Government responds to iPlayer complaints

The government has increased the pressure on the BBC to make the iPlayer work on non-Windows operating systems.

Government responds to iPlayer complaints

The government was forced to respond after a petition on the Number 10 website calling for the iPlayer to be made available for other operating systems garnered more than 16,000 signatures.

In its response, the government says the BBC Trust made it explicitly clear that the iPlayer should be a cross-platform service.

“The BBC Trust made it a condition of approval for the BBC’s on-demand services that the iPlayer is available to users of a range of operating systems, and has given a commitment that it will ensure that the BBC meets this demand as soon as possible,” the government’s response states. “They will measure the BBC’s progress on this every six months and publish the findings.”

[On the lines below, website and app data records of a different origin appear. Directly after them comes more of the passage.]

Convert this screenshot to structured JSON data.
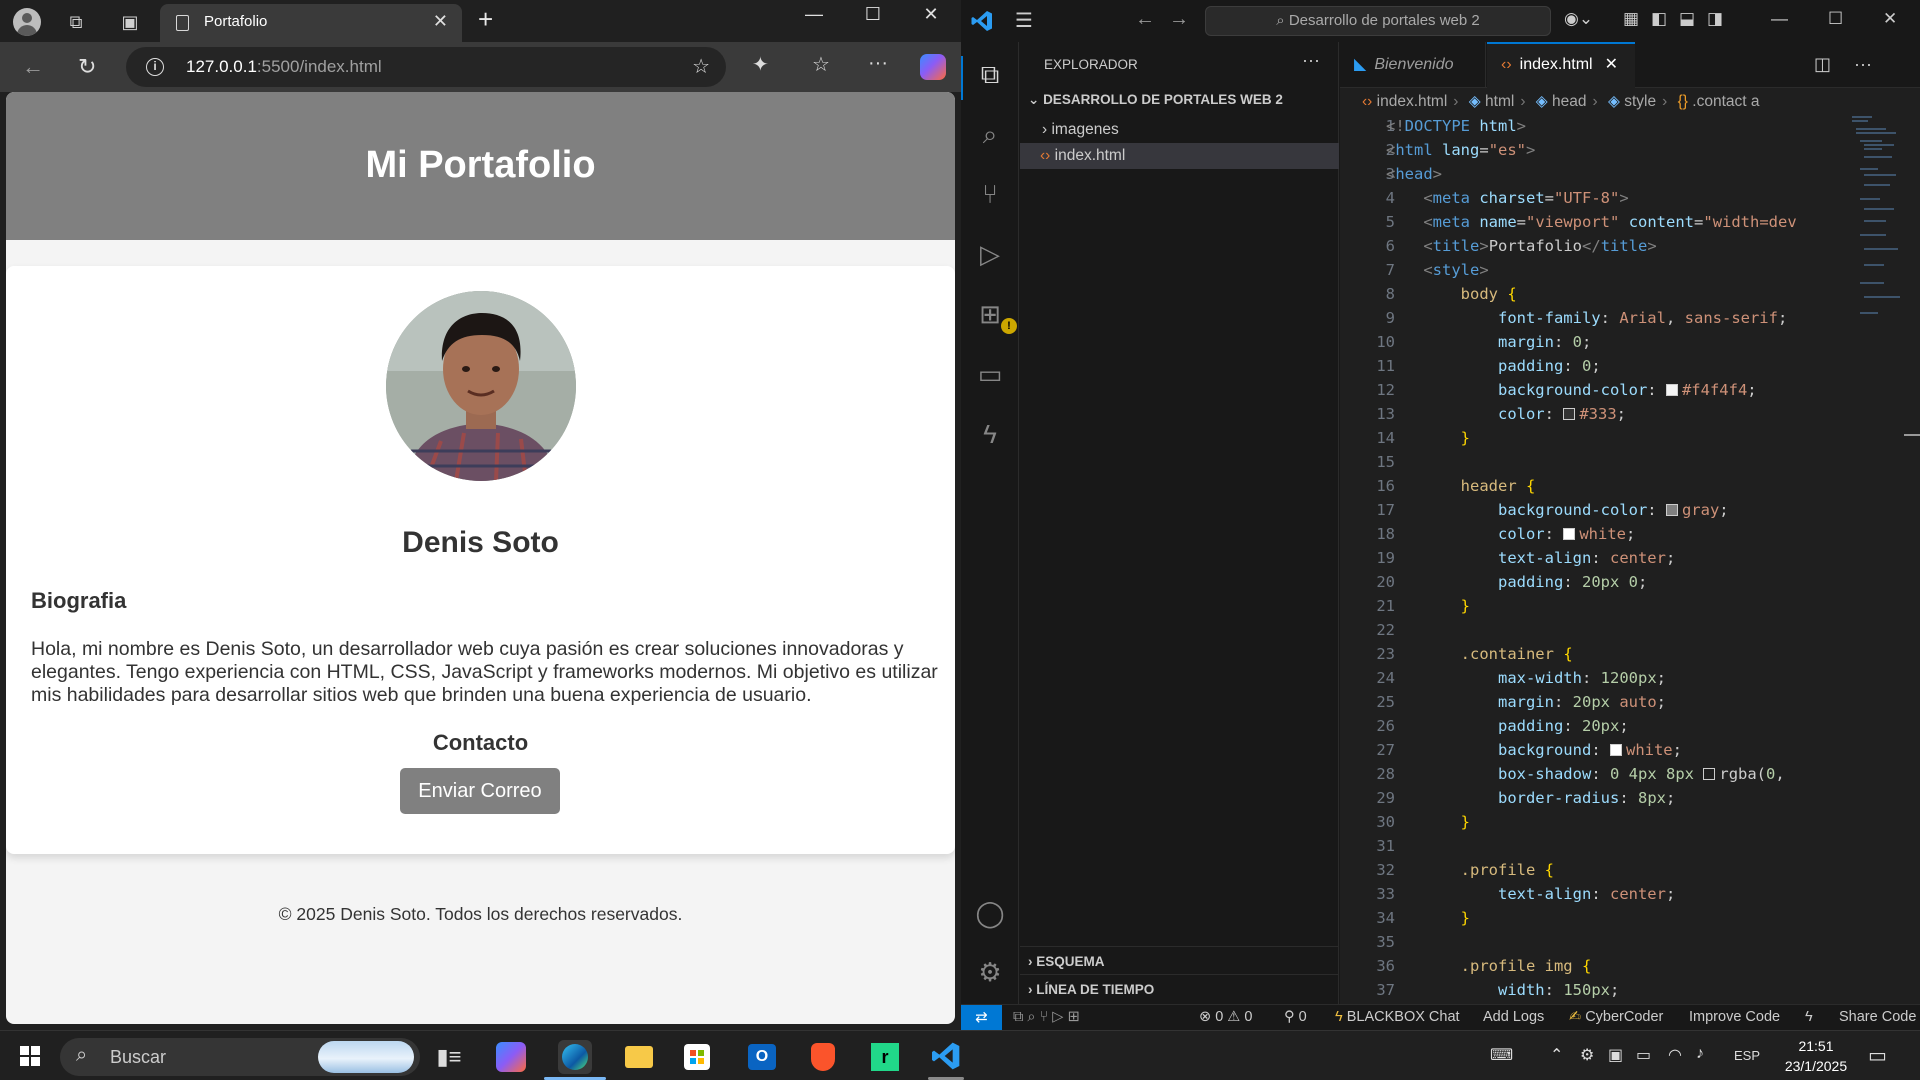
{
  "browser": {
    "tab_title": "Portafolio",
    "url_host": "127.0.0.1",
    "url_rest": ":5500/index.html",
    "close_glyph": "✕",
    "new_tab_glyph": "+"
  },
  "site": {
    "title": "Mi Portafolio",
    "name": "Denis Soto",
    "bio_heading": "Biografia",
    "bio_text": "Hola, mi nombre es Denis Soto, un desarrollador web cuya pasión es crear soluciones innovadoras y elegantes. Tengo experiencia con HTML, CSS, JavaScript y frameworks modernos. Mi objetivo es utilizar mis habilidades para desarrollar sitios web que brinden una buena experiencia de usuario.",
    "contact_heading": "Contacto",
    "mail_button": "Enviar Correo",
    "footer": "© 2025 Denis Soto. Todos los derechos reservados."
  },
  "vscode": {
    "search_text": "Desarrollo de portales web 2",
    "explorer_title": "EXPLORADOR",
    "folder": "DESARROLLO DE PORTALES WEB 2",
    "items": [
      "imagenes",
      "index.html"
    ],
    "section_outline": "ESQUEMA",
    "section_timeline": "LÍNEA DE TIEMPO",
    "tabs": [
      "Bienvenido",
      "index.html"
    ],
    "breadcrumb": [
      "index.html",
      "html",
      "head",
      "style",
      ".contact a"
    ],
    "status": {
      "errors": "0",
      "warnings": "0",
      "ports": "0",
      "blackbox": "BLACKBOX Chat",
      "addlogs": "Add Logs",
      "cybercoder": "CyberCoder",
      "improve": "Improve Code",
      "share": "Share Code"
    }
  },
  "taskbar": {
    "search_label": "Buscar",
    "lang": "ESP",
    "time": "21:51",
    "date": "23/1/2025"
  },
  "colors": {
    "accent": "#0078d4",
    "site_header": "#808080",
    "site_bg": "#f4f4f4"
  }
}
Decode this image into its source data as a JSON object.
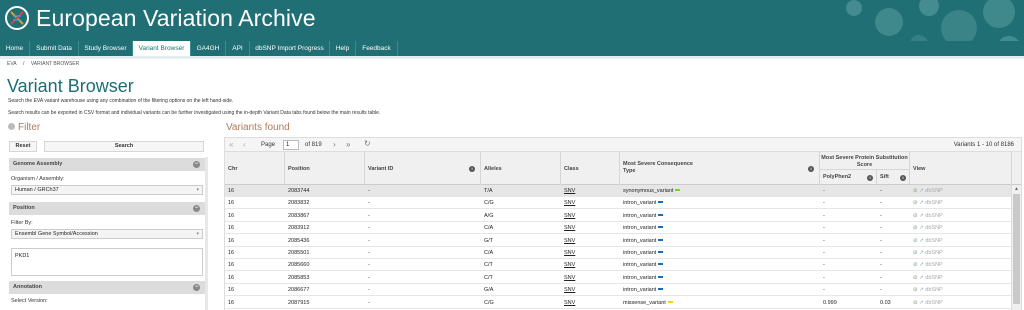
{
  "header": {
    "title": "European Variation Archive"
  },
  "nav": {
    "tabs": [
      {
        "label": "Home",
        "active": false
      },
      {
        "label": "Submit Data",
        "active": false
      },
      {
        "label": "Study Browser",
        "active": false
      },
      {
        "label": "Variant Browser",
        "active": true
      },
      {
        "label": "GA4GH",
        "active": false
      },
      {
        "label": "API",
        "active": false
      },
      {
        "label": "dbSNP Import Progress",
        "active": false
      },
      {
        "label": "Help",
        "active": false
      },
      {
        "label": "Feedback",
        "active": false
      }
    ]
  },
  "breadcrumb": [
    "EVA",
    "/",
    "VARIANT BROWSER"
  ],
  "page": {
    "title": "Variant Browser",
    "desc1": "Search the EVA variant warehouse using any combination of the filtering options on the left hand-side.",
    "desc2": "Search results can be exported in CSV format and individual variants can be further investigated using the in-depth Variant Data tabs found below the main results table."
  },
  "filter": {
    "title": "Filter",
    "reset_label": "Reset",
    "search_label": "Search",
    "genome_assembly": {
      "header": "Genome Assembly",
      "label": "Organism / Assembly:",
      "value": "Human / GRCh37"
    },
    "position": {
      "header": "Position",
      "label": "Filter By:",
      "value": "Ensembl Gene Symbol/Accession",
      "text": "PKD1"
    },
    "annotation": {
      "header": "Annotation",
      "label": "Select Version:"
    }
  },
  "variants": {
    "title": "Variants found",
    "pager": {
      "page_label": "Page",
      "page_value": "1",
      "of_label": "of 819",
      "info": "Variants 1 - 10 of 8186"
    },
    "columns": {
      "chr": "Chr",
      "position": "Position",
      "variant_id": "Variant ID",
      "alleles": "Alleles",
      "class": "Class",
      "consequence": "Most Severe Consequence Type",
      "protein_group": "Most Severe Protein Substitution Score",
      "polyphen": "PolyPhen2",
      "sift": "Sift",
      "view": "View"
    },
    "view_db_label": "dbSNP",
    "rows": [
      {
        "chr": "16",
        "position": "2083744",
        "variant_id": "-",
        "alleles": "T/A",
        "class": "SNV",
        "consequence": "synonymous_variant",
        "sev_color": "#7dd21a",
        "polyphen": "-",
        "sift": "-"
      },
      {
        "chr": "16",
        "position": "2083832",
        "variant_id": "-",
        "alleles": "C/G",
        "class": "SNV",
        "consequence": "intron_variant",
        "sev_color": "#1b6cb8",
        "polyphen": "-",
        "sift": "-"
      },
      {
        "chr": "16",
        "position": "2083867",
        "variant_id": "-",
        "alleles": "A/G",
        "class": "SNV",
        "consequence": "intron_variant",
        "sev_color": "#1b6cb8",
        "polyphen": "-",
        "sift": "-"
      },
      {
        "chr": "16",
        "position": "2083912",
        "variant_id": "-",
        "alleles": "C/A",
        "class": "SNV",
        "consequence": "intron_variant",
        "sev_color": "#1b6cb8",
        "polyphen": "-",
        "sift": "-"
      },
      {
        "chr": "16",
        "position": "2085436",
        "variant_id": "-",
        "alleles": "G/T",
        "class": "SNV",
        "consequence": "intron_variant",
        "sev_color": "#1b6cb8",
        "polyphen": "-",
        "sift": "-"
      },
      {
        "chr": "16",
        "position": "2085501",
        "variant_id": "-",
        "alleles": "C/A",
        "class": "SNV",
        "consequence": "intron_variant",
        "sev_color": "#1b6cb8",
        "polyphen": "-",
        "sift": "-"
      },
      {
        "chr": "16",
        "position": "2085660",
        "variant_id": "-",
        "alleles": "C/T",
        "class": "SNV",
        "consequence": "intron_variant",
        "sev_color": "#1b6cb8",
        "polyphen": "-",
        "sift": "-"
      },
      {
        "chr": "16",
        "position": "2085853",
        "variant_id": "-",
        "alleles": "C/T",
        "class": "SNV",
        "consequence": "intron_variant",
        "sev_color": "#1b6cb8",
        "polyphen": "-",
        "sift": "-"
      },
      {
        "chr": "16",
        "position": "2086677",
        "variant_id": "-",
        "alleles": "G/A",
        "class": "SNV",
        "consequence": "intron_variant",
        "sev_color": "#1b6cb8",
        "polyphen": "-",
        "sift": "-"
      },
      {
        "chr": "16",
        "position": "2087915",
        "variant_id": "-",
        "alleles": "C/G",
        "class": "SNV",
        "consequence": "missense_variant",
        "sev_color": "#f2d21e",
        "polyphen": "0.999",
        "sift": "0.03"
      }
    ]
  },
  "colors": {
    "brand": "#1f6f74",
    "heading": "#1a6f76",
    "accent": "#b07a5c"
  }
}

A BBC spokesman claims it was always the Corporation’s intention to make the iPlayer cross-platform. “We’re prioritising work on Windows first – we’re working on the others as fast as we can,” she says.

However, there seems little prospect of Mac or Linux versions until at least 2008. “There will be a Vista version of BBC iPlayer available this year. We are actively working on Mac and cross platform support,” the BBC claims.

The iPlayer has been dogged by controversy since the catch-up service was launched as a public beta in July. Many people have suffered technical glitches with the iPlayer’s DRM software that prevents them from watching downloaded programmes. Others have experienced long delays when downloading shows.